The Conservatives and Labour are both committed to replacing the ageing Trident system - Britain's continuous at-sea nuclear submarine force.

But the SNP - which has said it would work with Labour in order to keep the Conservatives out of government after the 7 May general election - opposes renewing Trident and calls the issue a "red line".

Mr Fallon suggested the nuclear weapons system could be at risk if Labour won and did a "grubby deal" with the SNP "to get into Downing Street" - something denied by Labour.

His comments were also criticised by the Lib Dems and UKIP.

But Mr Cameron said Mr Miliband was "playing fast and loose" with Britain's security.

"I think that is a really serious issue and that's why Michael Fallon is absolutely right this and, yes, raise it in a pretty frank way as he did today," he added.

Chancellor George Osborne and Work and Pensions Secretary Iain Duncan Smith also agreed with the defence secretary.

Lib Dem leader Nick Clegg described it as "really nasty language" while his colleague Vince Cable told the BBC it was an "appalling way to conduct the debate".

Hitting back, Mr Miliband said: "Michael Fallon is a decent man. But today I think he has demeaned himself and he has demeaned his office. National security is too important to play politics with."

He said Mr Cameron had "nothing positive to say about the future of the country": "He sends out his minions like Michael Fallon to engage in desperate smears. I think Conservatives today, decent Conservatives right across our country... will say 'come on, we're better than this kind of politics'."

Asked if had gone too far, Mr Fallon told the BBC it was an "issue of trust and of leadership" and denied the comments were a misjudgement on his part.

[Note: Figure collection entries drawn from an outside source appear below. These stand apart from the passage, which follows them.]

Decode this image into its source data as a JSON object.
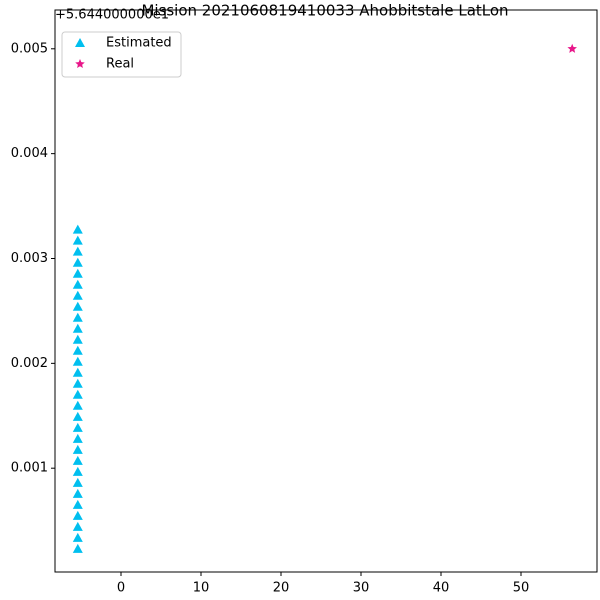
{
  "chart_data": {
    "type": "scatter",
    "title": "Mission 2021060819410033 Ahobbitstale LatLon",
    "offset_label": "+5.644000000e1",
    "xlim": [
      -8.25,
      59.5
    ],
    "xticks": [
      0,
      10,
      20,
      30,
      40,
      50
    ],
    "ylim": [
      1e-05,
      0.00537
    ],
    "yticks": [
      0.001,
      0.002,
      0.003,
      0.004,
      0.005
    ],
    "legend": "upper left",
    "grid": false,
    "series": [
      {
        "name": "Estimated",
        "color": "#00bfef",
        "marker": "triangle",
        "x": [
          -5.4,
          -5.4,
          -5.4,
          -5.4,
          -5.4,
          -5.4,
          -5.4,
          -5.4,
          -5.4,
          -5.4,
          -5.4,
          -5.4,
          -5.4,
          -5.4,
          -5.4,
          -5.4,
          -5.4,
          -5.4,
          -5.4,
          -5.4,
          -5.4,
          -5.4,
          -5.4,
          -5.4,
          -5.4,
          -5.4,
          -5.4,
          -5.4,
          -5.4,
          -5.4
        ],
        "values": [
          0.00023,
          0.000335,
          0.00044,
          0.000545,
          0.00065,
          0.000755,
          0.00086,
          0.000965,
          0.00107,
          0.001175,
          0.00128,
          0.001385,
          0.00149,
          0.001595,
          0.0017,
          0.001805,
          0.00191,
          0.002015,
          0.00212,
          0.002225,
          0.00233,
          0.002435,
          0.00254,
          0.002645,
          0.00275,
          0.002855,
          0.00296,
          0.003065,
          0.00317,
          0.003275
        ]
      },
      {
        "name": "Real",
        "color": "#e8178a",
        "marker": "star",
        "x": [
          56.4
        ],
        "values": [
          0.005
        ]
      }
    ]
  }
}
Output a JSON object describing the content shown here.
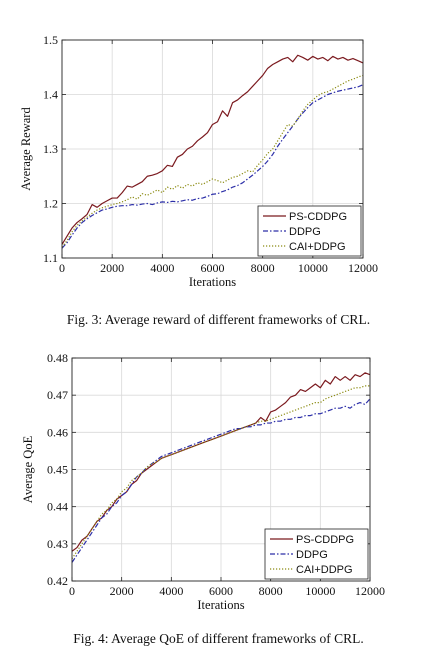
{
  "chart_data": [
    {
      "type": "line",
      "xlabel": "Iterations",
      "ylabel": "Average Reward",
      "xlim": [
        0,
        12000
      ],
      "ylim": [
        1.1,
        1.5
      ],
      "xticks": [
        0,
        2000,
        4000,
        6000,
        8000,
        10000,
        12000
      ],
      "yticks": [
        1.1,
        1.2,
        1.3,
        1.4,
        1.5
      ],
      "xtick_labels": [
        "0",
        "2000",
        "4000",
        "6000",
        "8000",
        "10000",
        "12000"
      ],
      "ytick_labels": [
        "1.1",
        "1.2",
        "1.3",
        "1.4",
        "1.5"
      ],
      "grid": true,
      "legend_position": "bottom-right",
      "series": [
        {
          "name": "PS-CDDPG",
          "color": "#7b1a1f",
          "dash": "solid",
          "x": [
            0,
            200,
            400,
            600,
            800,
            1000,
            1200,
            1400,
            1600,
            1800,
            2000,
            2200,
            2400,
            2600,
            2800,
            3000,
            3200,
            3400,
            3600,
            3800,
            4000,
            4200,
            4400,
            4600,
            4800,
            5000,
            5200,
            5400,
            5600,
            5800,
            6000,
            6200,
            6400,
            6600,
            6800,
            7000,
            7200,
            7400,
            7600,
            7800,
            8000,
            8200,
            8400,
            8600,
            8800,
            9000,
            9200,
            9400,
            9600,
            9800,
            10000,
            10200,
            10400,
            10600,
            10800,
            11000,
            11200,
            11400,
            11600,
            11800,
            12000
          ],
          "y": [
            1.125,
            1.14,
            1.155,
            1.165,
            1.172,
            1.18,
            1.198,
            1.193,
            1.2,
            1.205,
            1.21,
            1.21,
            1.22,
            1.232,
            1.23,
            1.235,
            1.24,
            1.25,
            1.252,
            1.255,
            1.26,
            1.27,
            1.268,
            1.285,
            1.29,
            1.3,
            1.305,
            1.315,
            1.322,
            1.33,
            1.345,
            1.35,
            1.37,
            1.36,
            1.385,
            1.39,
            1.398,
            1.405,
            1.415,
            1.425,
            1.435,
            1.448,
            1.455,
            1.46,
            1.465,
            1.468,
            1.46,
            1.472,
            1.468,
            1.463,
            1.47,
            1.465,
            1.468,
            1.462,
            1.47,
            1.465,
            1.468,
            1.463,
            1.466,
            1.462,
            1.458
          ]
        },
        {
          "name": "DDPG",
          "color": "#2c2fa8",
          "dash": "dashdot",
          "x": [
            0,
            200,
            400,
            600,
            800,
            1000,
            1200,
            1400,
            1600,
            1800,
            2000,
            2200,
            2400,
            2600,
            2800,
            3000,
            3200,
            3400,
            3600,
            3800,
            4000,
            4200,
            4400,
            4600,
            4800,
            5000,
            5200,
            5400,
            5600,
            5800,
            6000,
            6200,
            6400,
            6600,
            6800,
            7000,
            7200,
            7400,
            7600,
            7800,
            8000,
            8200,
            8400,
            8600,
            8800,
            9000,
            9200,
            9400,
            9600,
            9800,
            10000,
            10200,
            10400,
            10600,
            10800,
            11000,
            11200,
            11400,
            11600,
            11800,
            12000
          ],
          "y": [
            1.118,
            1.128,
            1.142,
            1.155,
            1.165,
            1.172,
            1.178,
            1.183,
            1.188,
            1.19,
            1.193,
            1.195,
            1.196,
            1.196,
            1.198,
            1.197,
            1.199,
            1.2,
            1.198,
            1.201,
            1.203,
            1.202,
            1.204,
            1.203,
            1.205,
            1.207,
            1.206,
            1.209,
            1.21,
            1.213,
            1.217,
            1.218,
            1.222,
            1.225,
            1.23,
            1.233,
            1.238,
            1.245,
            1.252,
            1.26,
            1.268,
            1.278,
            1.29,
            1.305,
            1.318,
            1.33,
            1.342,
            1.355,
            1.366,
            1.376,
            1.385,
            1.39,
            1.395,
            1.4,
            1.403,
            1.406,
            1.408,
            1.41,
            1.412,
            1.414,
            1.418
          ]
        },
        {
          "name": "CAI+DDPG",
          "color": "#8a8a10",
          "dash": "dotted",
          "x": [
            0,
            200,
            400,
            600,
            800,
            1000,
            1200,
            1400,
            1600,
            1800,
            2000,
            2200,
            2400,
            2600,
            2800,
            3000,
            3200,
            3400,
            3600,
            3800,
            4000,
            4200,
            4400,
            4600,
            4800,
            5000,
            5200,
            5400,
            5600,
            5800,
            6000,
            6200,
            6400,
            6600,
            6800,
            7000,
            7200,
            7400,
            7600,
            7800,
            8000,
            8200,
            8400,
            8600,
            8800,
            9000,
            9200,
            9400,
            9600,
            9800,
            10000,
            10200,
            10400,
            10600,
            10800,
            11000,
            11200,
            11400,
            11600,
            11800,
            12000
          ],
          "y": [
            1.12,
            1.132,
            1.148,
            1.16,
            1.168,
            1.175,
            1.182,
            1.188,
            1.192,
            1.195,
            1.198,
            1.2,
            1.203,
            1.207,
            1.212,
            1.208,
            1.218,
            1.215,
            1.22,
            1.225,
            1.22,
            1.23,
            1.226,
            1.233,
            1.228,
            1.235,
            1.232,
            1.238,
            1.235,
            1.24,
            1.245,
            1.242,
            1.238,
            1.243,
            1.248,
            1.25,
            1.255,
            1.26,
            1.258,
            1.27,
            1.28,
            1.292,
            1.3,
            1.315,
            1.33,
            1.345,
            1.342,
            1.355,
            1.37,
            1.382,
            1.39,
            1.398,
            1.403,
            1.405,
            1.41,
            1.415,
            1.42,
            1.425,
            1.428,
            1.432,
            1.435
          ]
        }
      ]
    },
    {
      "type": "line",
      "xlabel": "Iterations",
      "ylabel": "Average QoE",
      "xlim": [
        0,
        12000
      ],
      "ylim": [
        0.42,
        0.48
      ],
      "xticks": [
        0,
        2000,
        4000,
        6000,
        8000,
        10000,
        12000
      ],
      "yticks": [
        0.42,
        0.43,
        0.44,
        0.45,
        0.46,
        0.47,
        0.48
      ],
      "xtick_labels": [
        "0",
        "2000",
        "4000",
        "6000",
        "8000",
        "10000",
        "12000"
      ],
      "ytick_labels": [
        "0.42",
        "0.43",
        "0.44",
        "0.45",
        "0.46",
        "0.47",
        "0.48"
      ],
      "grid": true,
      "legend_position": "bottom-right",
      "series": [
        {
          "name": "PS-CDDPG",
          "color": "#7b1a1f",
          "dash": "solid",
          "x": [
            0,
            200,
            400,
            600,
            800,
            1000,
            1200,
            1400,
            1600,
            1800,
            2000,
            2200,
            2400,
            2600,
            2800,
            3000,
            3200,
            3400,
            3600,
            3800,
            4000,
            4200,
            4400,
            4600,
            4800,
            5000,
            5200,
            5400,
            5600,
            5800,
            6000,
            6200,
            6400,
            6600,
            6800,
            7000,
            7200,
            7400,
            7600,
            7800,
            8000,
            8200,
            8400,
            8600,
            8800,
            9000,
            9200,
            9400,
            9600,
            9800,
            10000,
            10200,
            10400,
            10600,
            10800,
            11000,
            11200,
            11400,
            11600,
            11800,
            12000
          ],
          "y": [
            0.428,
            0.429,
            0.431,
            0.432,
            0.434,
            0.436,
            0.437,
            0.439,
            0.44,
            0.442,
            0.443,
            0.444,
            0.446,
            0.447,
            0.449,
            0.45,
            0.451,
            0.452,
            0.453,
            0.4535,
            0.454,
            0.4545,
            0.455,
            0.4555,
            0.456,
            0.4565,
            0.457,
            0.4575,
            0.458,
            0.4585,
            0.459,
            0.4595,
            0.46,
            0.4605,
            0.461,
            0.4615,
            0.462,
            0.4625,
            0.464,
            0.463,
            0.4655,
            0.466,
            0.467,
            0.468,
            0.4695,
            0.47,
            0.4715,
            0.471,
            0.472,
            0.473,
            0.472,
            0.474,
            0.473,
            0.475,
            0.474,
            0.475,
            0.474,
            0.4755,
            0.475,
            0.476,
            0.4755
          ]
        },
        {
          "name": "DDPG",
          "color": "#2c2fa8",
          "dash": "dashdot",
          "x": [
            0,
            200,
            400,
            600,
            800,
            1000,
            1200,
            1400,
            1600,
            1800,
            2000,
            2200,
            2400,
            2600,
            2800,
            3000,
            3200,
            3400,
            3600,
            3800,
            4000,
            4200,
            4400,
            4600,
            4800,
            5000,
            5200,
            5400,
            5600,
            5800,
            6000,
            6200,
            6400,
            6600,
            6800,
            7000,
            7200,
            7400,
            7600,
            7800,
            8000,
            8200,
            8400,
            8600,
            8800,
            9000,
            9200,
            9400,
            9600,
            9800,
            10000,
            10200,
            10400,
            10600,
            10800,
            11000,
            11200,
            11400,
            11600,
            11800,
            12000
          ],
          "y": [
            0.425,
            0.427,
            0.429,
            0.431,
            0.433,
            0.435,
            0.437,
            0.438,
            0.44,
            0.441,
            0.443,
            0.444,
            0.446,
            0.448,
            0.449,
            0.4505,
            0.4515,
            0.4525,
            0.4535,
            0.454,
            0.4545,
            0.455,
            0.4555,
            0.456,
            0.4565,
            0.457,
            0.4575,
            0.458,
            0.4585,
            0.459,
            0.4595,
            0.46,
            0.4605,
            0.461,
            0.461,
            0.4615,
            0.4615,
            0.462,
            0.462,
            0.4625,
            0.4625,
            0.463,
            0.463,
            0.4635,
            0.4635,
            0.464,
            0.464,
            0.4645,
            0.4645,
            0.465,
            0.465,
            0.4655,
            0.466,
            0.4665,
            0.4665,
            0.467,
            0.4665,
            0.4675,
            0.468,
            0.4675,
            0.469
          ]
        },
        {
          "name": "CAI+DDPG",
          "color": "#8a8a10",
          "dash": "dotted",
          "x": [
            0,
            200,
            400,
            600,
            800,
            1000,
            1200,
            1400,
            1600,
            1800,
            2000,
            2200,
            2400,
            2600,
            2800,
            3000,
            3200,
            3400,
            3600,
            3800,
            4000,
            4200,
            4400,
            4600,
            4800,
            5000,
            5200,
            5400,
            5600,
            5800,
            6000,
            6200,
            6400,
            6600,
            6800,
            7000,
            7200,
            7400,
            7600,
            7800,
            8000,
            8200,
            8400,
            8600,
            8800,
            9000,
            9200,
            9400,
            9600,
            9800,
            10000,
            10200,
            10400,
            10600,
            10800,
            11000,
            11200,
            11400,
            11600,
            11800,
            12000
          ],
          "y": [
            0.426,
            0.428,
            0.43,
            0.432,
            0.434,
            0.436,
            0.438,
            0.439,
            0.441,
            0.442,
            0.444,
            0.445,
            0.447,
            0.448,
            0.449,
            0.4505,
            0.4515,
            0.452,
            0.453,
            0.4535,
            0.454,
            0.4545,
            0.455,
            0.4555,
            0.456,
            0.4565,
            0.457,
            0.4575,
            0.458,
            0.4585,
            0.459,
            0.4595,
            0.46,
            0.4605,
            0.461,
            0.4615,
            0.462,
            0.4625,
            0.463,
            0.463,
            0.4635,
            0.464,
            0.4645,
            0.465,
            0.4655,
            0.466,
            0.4665,
            0.467,
            0.4675,
            0.468,
            0.468,
            0.469,
            0.4695,
            0.47,
            0.4705,
            0.471,
            0.4715,
            0.472,
            0.472,
            0.4725,
            0.4725
          ]
        }
      ]
    }
  ],
  "captions": {
    "fig3": "Fig. 3: Average reward of different frameworks of CRL.",
    "fig4": "Fig. 4: Average QoE of different frameworks of CRL."
  }
}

Labour has suggested the possibility of reducing the number of submarines from four to three if a continuous deterrent could be maintained, although Mr Miliband said their position at the moment was to stick with four.

The Liberal Democrats favour cutting to three, saying the existing system was designed for the Cold War era.

SNP Leader - and Scotland's First Minister - Nicola Sturgeon said any formal arrangement between the SNP and Labour would require a commitment not to renew Trident. Otherwise she said the party would "vote on a case-by-case basis and we will never vote for anything that's about renewing Trident".